Wednesday’s meeting at the Lincoln County Courthouse saw all the key players coming together to sign documents finalizing agreements, which will see the preserve protected under a conservation easement for the public’s use and enjoyment in perpetuity.

Among those present was Charles Gleghorn, who purchased the property from the City of Fayetteville in 2012 for $143,200 and then conveyed it to TennGreen, which in turn deeded it to the county as a gift as long as its protection was insured. Representing the foundation Wednesday were Steve Law, executive director, and Christie Henderson, director of land conservation.

Also present were Lincoln County Mayor Bill Newman, County Attorney Ed Simms, County Finance Director Cole Bradford, and County Commissioner Darren Walker, a member of the county’s parks and recreation committee.

“TennGreen is delighted to have partnered with the Gleghorn family and Lincoln County to ensure this beautiful property is both permanently protected and accessible to the public for hiking and nature observation,” said Law. “With its trails, waterfalls and streams, this new park and nature preserve is a tremendous asset to be enjoyed by everyone. We are especially pleased that this preserve will forever honor Joy Gleghorn.”

The Lincoln Commission had voted unanimously last month to accept the deed from the Parks & Greenways Foundation and protect the property by placing upon it a conservation easement.

Formerly known as Wells Hill Park, the preserve is named for Gleghorn’s late wife, Joy, who passed away Nov. 28, 2013, a year after her husband acquired the property. The Joy Gleghorn Nature Preserve is located just south of Fayetteville off of Wells Hill Road.

Over recent years, the pristine woodland has drawn the attention of noted naturalists and conservationists who have touted its beauty and uniqueness. The area includes natural springs, waterfalls and rare plant life. Over 100 varieties of vegetation prevail there, along with the Rainy, Dogwood and Wildcat falls.

The City of Fayetteville had sold the property five years ago when it made a decision to sell its non-essential properties due to budget constraints. The decision also allowed the city an opportunity to focus its attention on the development of Camp Blount State Historical Site.

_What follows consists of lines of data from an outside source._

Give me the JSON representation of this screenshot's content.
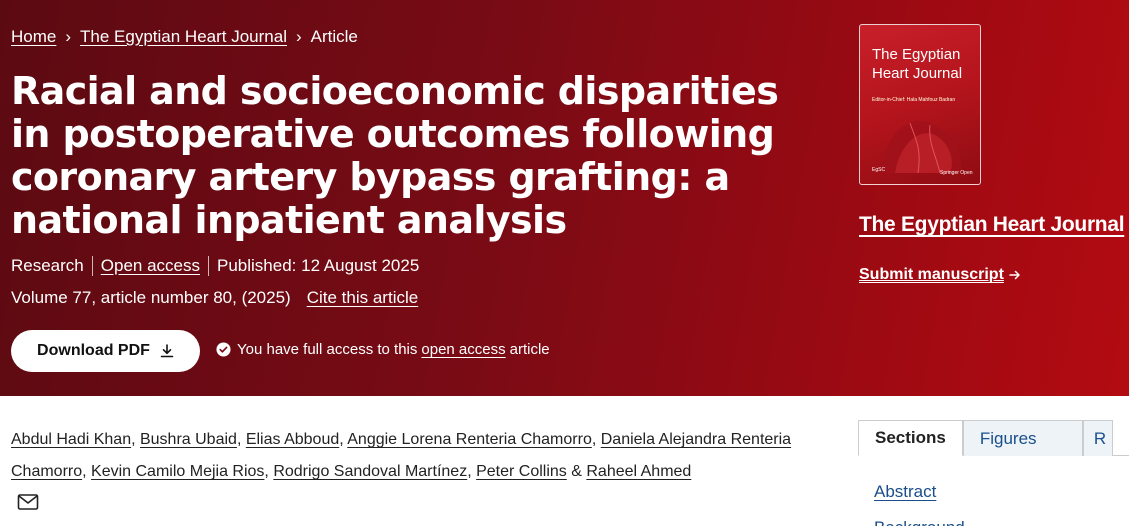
{
  "breadcrumb": {
    "home": "Home",
    "journal": "The Egyptian Heart Journal",
    "current": "Article"
  },
  "article": {
    "title": "Racial and socioeconomic disparities in postoperative outcomes following coronary artery bypass grafting: a national inpatient analysis",
    "type": "Research",
    "open_access": "Open access",
    "published": "Published: 12 August 2025",
    "volume": "Volume 77, article number 80, (2025)",
    "cite": "Cite this article"
  },
  "download": {
    "label": "Download PDF",
    "icon": "download-icon"
  },
  "access_notice": {
    "prefix": "You have full access to this",
    "link": "open access",
    "suffix": "article",
    "icon": "check-circle-icon"
  },
  "cover": {
    "title_line1": "The Egyptian",
    "title_line2": "Heart Journal",
    "editor": "Editor-in-Chief: Hala Mahfouz Badran",
    "logo_left": "EgSC",
    "logo_right": "Springer Open"
  },
  "sidebar": {
    "journal_link": "The Egyptian Heart Journal",
    "submit": "Submit manuscript"
  },
  "authors": [
    "Abdul Hadi Khan",
    "Bushra Ubaid",
    "Elias Abboud",
    "Anggie Lorena Renteria Chamorro",
    "Daniela Alejandra Renteria Chamorro",
    "Kevin Camilo Mejia Rios",
    "Rodrigo Sandoval Martínez",
    "Peter Collins",
    "Raheel Ahmed"
  ],
  "authors_sep": ", ",
  "authors_and": " & ",
  "tabs": [
    "Sections",
    "Figures",
    "R"
  ],
  "sections": [
    "Abstract",
    "Background"
  ],
  "colors": {
    "hero_dark": "#5c0a12",
    "hero_light": "#b30b12",
    "link_blue": "#1a4f8a"
  }
}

Adjoining the Joy Gleghorn Nature Preserve is another 12 acres still owned by the city, which city officials have indicated they will turn over to the county. That acreage, which includes the headwater for the first gravity flow water system in the United States, is expected to be joined with the preserve.

As reported in The Fayetteville Observer on May 5, 1898, the first gravity water flow system in the United States would be designed and built in Lincoln County to serve Fayetteville. A franchise proposal for a first-class water system with fire hydrants was presented to then Mayor C.A. Diemer. The franchise was granted to Fayetteville Water Works, retaining the options to buy it at any time. The city bought the franchise in 1898.

Fifteen springs from the Pea Ridge area, including Wells Hill, supplied the city from 1904 to 1954 with 225,000 gallons of fresh water a day. The cost of the project was $34,000. The Observer’s news made it all the way to The New Yorker. Engineers from around the country came to see the design and its operation.